Graph Pooling by Local Cluster Selection
Yizhu Chen
TL;DR
The paper addresses graph pooling in graph neural networks by proposing Local Cluster Pooling (LCPool), a node-centered pooling framework that leverages local assignments and local clusters to adapt dropout sizes and strengthen connectivity. Central to LCPool is the Local Cluster Score MP (LCSMP), which learns node scores from both features and neighbor differences, and a pooling rule that selects top-scoring nodes while constructing a new adjacency via $A' = \text{ones}(A + A^2 + A^3)(\hat{i},\hat{i})$ or, more generally, via $A' = (S^T A S)(\hat{i},\hat{i})$. The framework unifies node selection and dense assignment under locality constraints, with Proposition 7 showing that the cluster function $v(\cdot)$ can be dismissed under common convolutions, and Lemma 5 guiding the simplified adjacency updates for unweighted graphs.

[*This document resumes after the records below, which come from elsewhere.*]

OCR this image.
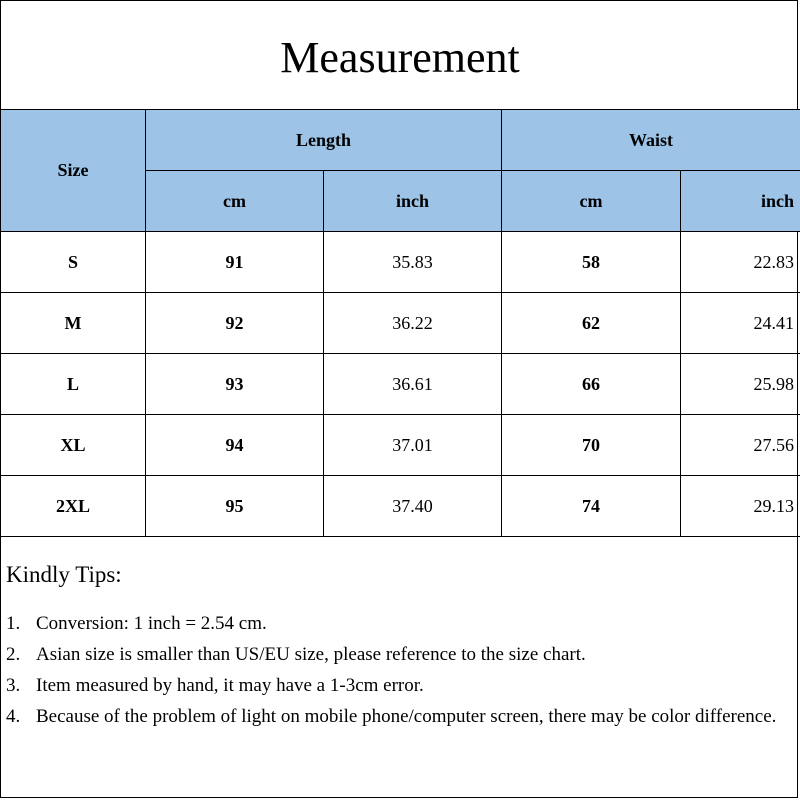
Measurement
Size	Length		Waist	
	cm	inch	cm	inch
S	91	35.83	58	22.83
M	92	36.22	62	24.41
L	93	36.61	66	25.98
XL	94	37.01	70	27.56
2XL	95	37.40	74	29.13
Kindly Tips:
1. Conversion: 1 inch = 2.54 cm.
2. Asian size is smaller than US/EU size, please reference to the size chart.
3. Item measured by hand, it may have a 1-3cm error.
4. Because of the problem of light on mobile phone/computer screen, there may be color difference.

Empirically, LCPool is competitive across hierarchical and plain GNN backbones on six graph classification datasets, often achieving the best average ranking and validating the proposed adaptive, sparse, and connectivity-boosting pooling approach. These findings suggest that local-cluster-based pooling can improve coarsening quality for downstream graph-level tasks while maintaining computational efficiency.
Abstract
Graph pooling is a family of operations which take graphs as input and produce shrinked graphs as output. Modern graph pooling methods are trainable and, in general inserted in Graph Neural Networks (GNNs) architectures as graph shrinking operators along the (deep) processing pipeline. This work proposes a novel procedure for pooling graphs, along with a node-centred graph pooling operator.